Here are a couple of quick things to check which may give you an idea if the way you use your voice could be harmful.
Do you lose your voice easily?
Does it take you a couple of days for your voice to be clear after yelling, singing or cheering at a sporting event or concert?
Does your voice hurt when you yell or sing loudly?
Do you find that the muscles in your neck are tight while speaking or singing?
Do you find that you take high breaths in your chest instead of down into your belly?
Do you push from your neck to speak or sing louder?
If you have just said yes to one or a number of these then it is time you had someone assess not only how you are speaking or singing and supporting your voice but also how you breathe whilst doing of these things.
It is important to be reminded that we are born knowing how to speak, laugh, sing, whisper, cry, shout, cough, burp, hiccup in a safe way. A baby spends most of its first year crying as it's form of communication with us, but that baby doesn't lose it's voice from doing so. Next time watch a baby cry and see how their core/belly comes into affect and supports their ability to cry.

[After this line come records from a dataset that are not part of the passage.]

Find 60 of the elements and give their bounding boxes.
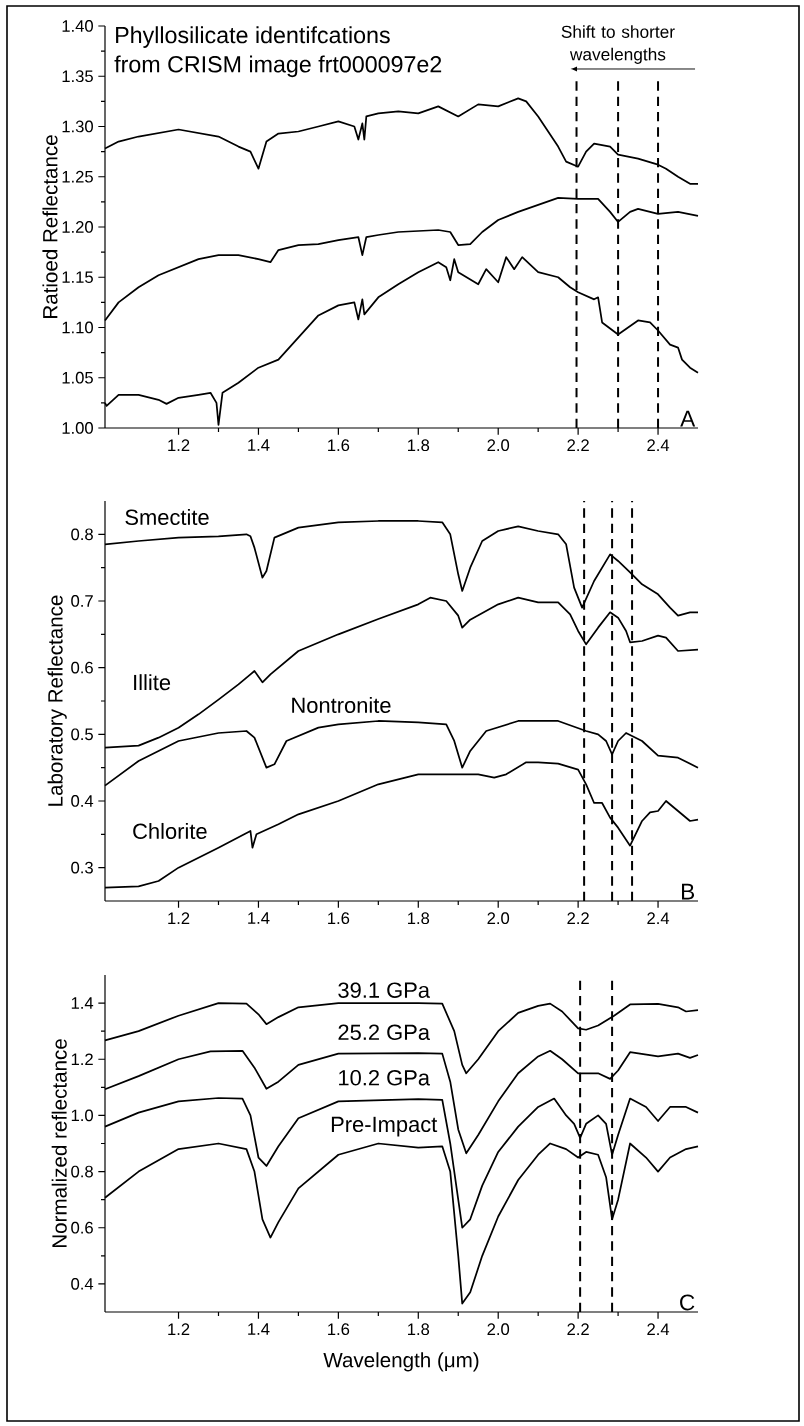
y-tick-label: 0.4 [71, 795, 94, 807]
series-label: Nontronite [292, 696, 391, 714]
series-label: Illite [134, 674, 171, 691]
series-label: 10.2 GPa [339, 1070, 430, 1086]
x-tick-label: 2.4 [647, 912, 670, 924]
y-tick-label: 0.5 [71, 728, 93, 741]
x-tick-label: 2.0 [487, 439, 510, 452]
series-label: Pre-Impact [331, 1116, 438, 1137]
y-tick-label: 1.15 [62, 271, 93, 284]
x-tick-label: 1.6 [328, 912, 350, 925]
y-tick-label: 0.8 [71, 1165, 93, 1178]
y-tick-label: 1.20 [62, 221, 93, 233]
x-tick-label: 1.8 [408, 1323, 430, 1336]
annotation: B [682, 883, 695, 900]
y-tick-label: 1.40 [62, 20, 93, 32]
x-tick-label: 2.4 [647, 439, 670, 451]
y-tick-label: 0.8 [71, 528, 93, 541]
x-tick-label: 2.2 [567, 912, 589, 924]
y-tick-label: 1.05 [62, 371, 93, 384]
annotation: A [680, 410, 696, 427]
x-tick-label: 1.6 [328, 439, 350, 452]
chart-title: Phyllosilicate identifcations [116, 26, 390, 48]
x-axis-title: Wavelength (μm) [323, 1352, 479, 1372]
y-tick-label: 1.25 [62, 170, 93, 183]
annotation: Shift to shorter wavelengths [561, 25, 675, 64]
y-axis-title: Laboratory Reflectance [47, 595, 67, 806]
x-tick-label: 2.2 [567, 1323, 589, 1335]
annotation: C [680, 1294, 695, 1311]
y-tick-label: 0.6 [71, 1221, 93, 1234]
x-tick-label: 2.0 [487, 912, 510, 925]
y-tick-label: 1.00 [62, 422, 93, 434]
x-tick-label: 1.8 [408, 439, 430, 452]
y-tick-label: 0.3 [71, 861, 93, 874]
y-tick-label: 0.7 [71, 595, 93, 607]
x-tick-label: 2.4 [647, 1323, 670, 1335]
x-tick-label: 1.2 [168, 1323, 190, 1335]
x-tick-label: 2.0 [487, 1323, 510, 1336]
x-tick-label: 2.2 [567, 439, 589, 451]
y-axis-title: Normalized reflectance [51, 1039, 67, 1248]
x-tick-label: 1.8 [408, 912, 430, 925]
x-tick-label: 1.6 [328, 1323, 350, 1336]
series-label: 39.1 GPa [338, 982, 430, 998]
x-tick-label: 1.4 [248, 1323, 270, 1335]
series-label: 25.2 GPa [338, 1024, 430, 1041]
series-label: Smectite [125, 508, 209, 526]
x-tick-label: 1.4 [248, 912, 270, 924]
text: from CRISM image frt000097e2 [114, 55, 442, 78]
y-tick-label: 1.0 [71, 1109, 93, 1122]
y-tick-label: 1.35 [62, 70, 93, 83]
y-tick-label: 1.30 [62, 120, 93, 133]
x-tick-label: 1.2 [168, 439, 190, 451]
x-tick-label: 1.2 [168, 912, 190, 924]
y-tick-label: 1.10 [62, 321, 93, 334]
x-tick-label: 1.4 [248, 439, 270, 451]
series-label: Chlorite [133, 822, 207, 840]
y-tick-label: 0.6 [71, 661, 93, 674]
y-tick-label: 0.4 [71, 1278, 94, 1290]
y-tick-label: 1.4 [71, 997, 94, 1009]
y-tick-label: 1.2 [71, 1053, 93, 1066]
y-axis-title: Ratioed Reflectance [42, 135, 58, 318]
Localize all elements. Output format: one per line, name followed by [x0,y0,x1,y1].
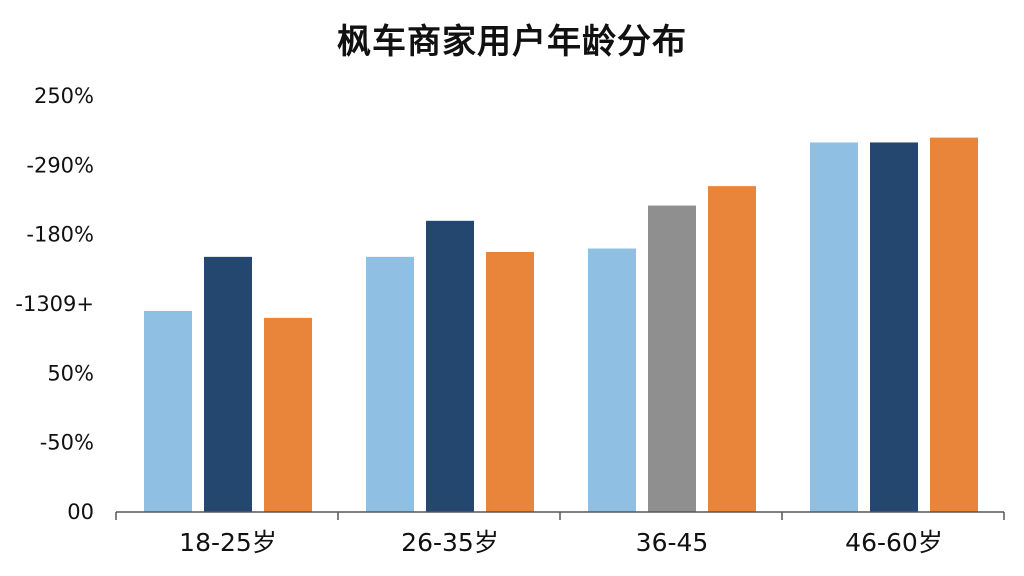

We pick up habits easily by trying to be the loudest or mimic another singer that we have heard to sound like them but over time it is not sustainable for our voices. So many singers want to sound just like the recording of another professional singer, but it is impossible to sound just like someone else, they have a different physical make-up, they have probably trained for many years, let alone, it is a professional recording with affects, auto-tune and the opportunity to re-record to get their final product.
Some easy ways to help you keep your voice healthy and strong!
Stay hydrated - it is so important to drink enough water to keep our vocal chords hydrated especially if you talk a lot in your work or you are a singer as we have breath always going through our vocal chords. It is about always having your whole body hydrated as having a mouthful of water before speaking or talking won't do much, so sips throughout the day is best.
Make sure you get enough rest and I am not necessarily talking about sleep, I mean being quiet, letting our voice have a break, relax and recuperate after big workouts of singing and speaking.
Support your voice with your core. Our core comes into play with any extraordinary thing that we do, jumping, balancing, laughing, washing our hair, sneezing and when we talk at length, shout or sing, we need to ensure that our core is supporting that as well and it is not the muscles in our neck, chest, shoulders and jaw that are doing all the work.
Try to stay away from medicinal lozenges, they usually have anaesthetic in them, which will get rid of the pain but in turn you will keep doing the same things that have caused the issue in the first place, therefore they are not a solution to the problem.
Breathe down into your belly. If you are not sure what this means, lie down on your back, relax and watch what happens to your belly when you breath in and out. See how your belly rises when you breath in and how it deflates when you breath out. This is how we breath innately.